Tighter Graduation Standards Set
North Carolina, Virginia, and Georgia have joined the growing number of states engaged in tightening academic standards and graduation requirements for high-school students to encourage them to take more advanced courses in English, mathematics, science, and foreign languages.
And other states continue to announce their intention to raise the standards for admission to their public colleges and universities.
Course Units Increased
The North Carolina Board of Education this month approved a proposal to increase from 18 to 20 the number of course units required for high-school graduation. The board also discussed launching a North Carolina Scholars program that would recognize high-school students who successfully complete a well-balanced and rigorous academic program.
"The feeling is that we do not need to let our students in their senior year take the path of least resistance and not be challenged by taking a full [course] load," said Jerry T. Beaver, deputy assistant state superintendent for instruction services.
The Virginia Board of Education is considering raising high-school course requirements from 18 to 20; requiring students to remain in school the entire academic day; and offering a special diploma to students who complete a college-pre-paratory curriculum--a move that vocational-education groups in the state say is "elitist."
The recommendations were devised by a 17-member committee on public-school accreditation.
The Georgia Board of Regents and Department of Education are working together on a recommendation to local school boards that would encourage public schools to place more emphasis on mathematics, science, and foreign-language courses.
In Florida, Commissioner of Education Ralph D. Turlington announced this month that unless a federal court finds that school districts do not teach the subject matter tested by the State Student Assessment Test (ssat-ii), the test will be a requirement for graduation beginning this May.
Mr. Turlington said students would be well advised to take the test seriously.
He asked the help of school administrators in stressing the strong possibility that the test will go into effect this spring.
The law requiring the test was passed by the 1976 Florida legislature and was scheduled to go into effect in 1979, but court procedures have caused delays.
Standards and Procedures
The new standards and procedures being proposed in the Southern states reflect "what has been taking place for the past five years or so,'' says Lew Armistead, director of public information at the National Association of Secondary School Principals (nassp).
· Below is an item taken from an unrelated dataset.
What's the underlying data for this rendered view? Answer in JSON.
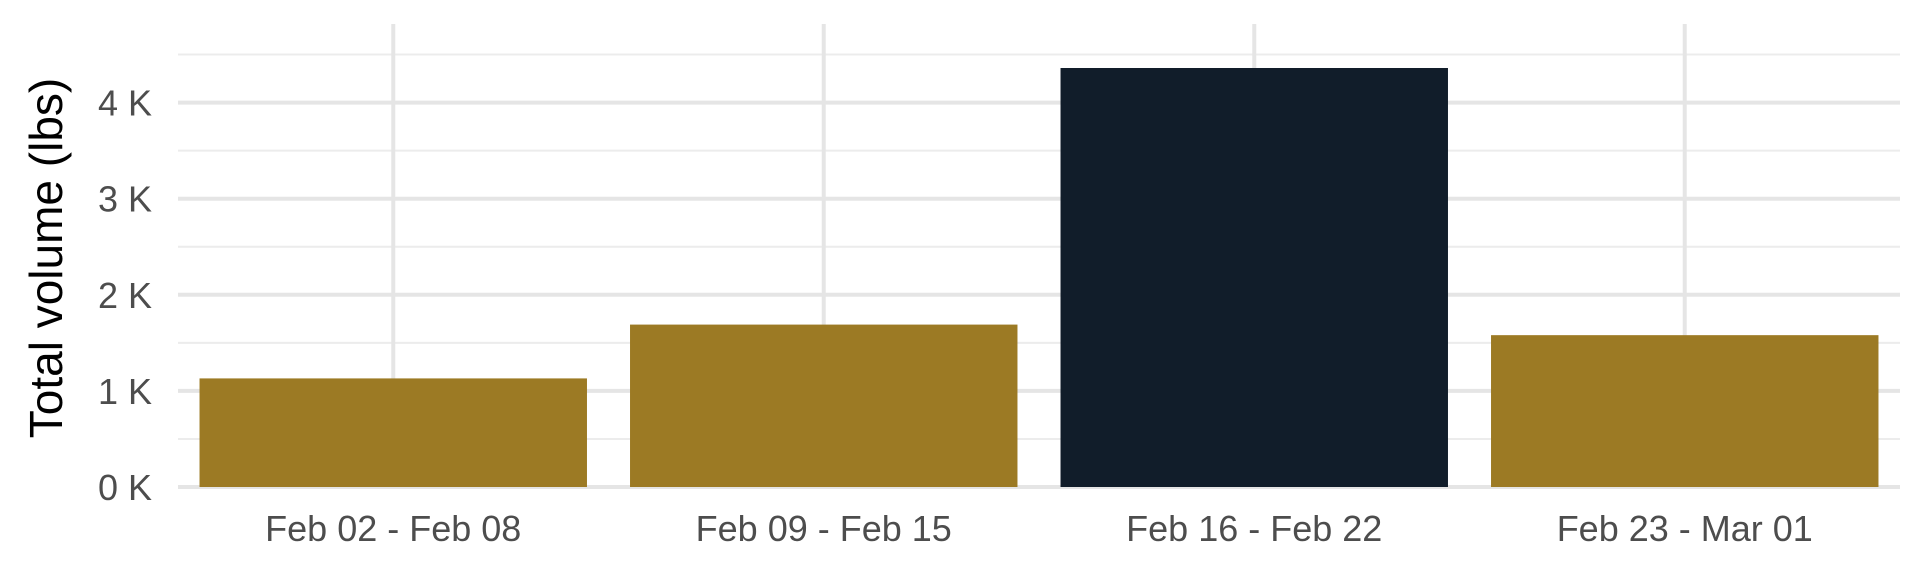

"States are responding to a general cry for excellence from colleges, parents, businesses, government, local communities, and even the kids themselves," according to Mr. Armistead.
Twenty-seven states have announced, or are in the process of formulating, more stringent admissions requirements, according to a nassp survey. (See Education Week, Nov. 24, 1982.)
Among the most recent proposals:
The Kentucky Council of Higher Education approved a set of precollegiate curriculum requirements. The new standards require students to complete a 20-unit course of study that includes four units of English; three units of mathematics; two units of science in biology, chemistry, or physics; one unit of U.S. history; and a course in world civilization. The new requirements will go into effect in the fall of 1987.
High-school students in Massachusetts would have to take a minimum number of college-preparatory courses and would be screened by their scores on the Scholastic Aptitude Test under a proposal being developed by the state board of regents.
The proposal recommends that students take a minimum of 16 units, including four units of English; three units of mathematics; and two units of natural science, social science, and a foreign language.